Similar to other TKIs, the clinical use of ALK inhibitors is almost universally limited by drug resistance. The drug combination treatment strategy is one method for overcoming or delaying drug resistance, and selecting drug targets from the same or bypass pathways is supported [30]. It has been reported that combining crizotinib with everolimus synergistically inhibits the proliferation of ALK-positive anaplastic large cell lymphoma and lung cancer cells [31]. In addition, apatinib restores sensitivity to alectinib by increasing cell apoptosis and inhibiting cell viability [32]. Moreover, Bivona et al. demonstrated that upfront coinhibition of ALK-MEK enhances the initial response and delays acquired resistance in ALK-positive adenocarcinoma [33]. Here, the combination of a TOPK inhibitor and alectinib synergistically promoted cell apoptosis and hindered cell proliferation ex vivo and in vivo. TOPK has been identified as an oncogenic MEK [11]. It would be more effective to inhibit two oncogenic targets in the treatment of cancer. Therefore, our study provides a promising combination for early treatment to delay drug resistance.

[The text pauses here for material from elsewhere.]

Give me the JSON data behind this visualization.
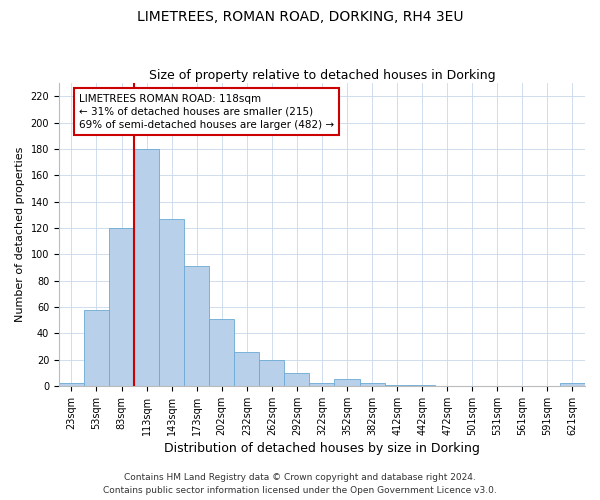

Overall, our findings expand the oncogenic signaling network of ALK, and coinhibition of ALK and TOPK may offer a novel strategy for the treatment of ALK-positive NSCLC patients to delay drug resistance. In the future, the downstream pathways related cell proliferation, apoptosis or kinases of TOPK would be worthy of further study, and the clinical value of TOPK in ALK-positive NSCLC must be further clarified.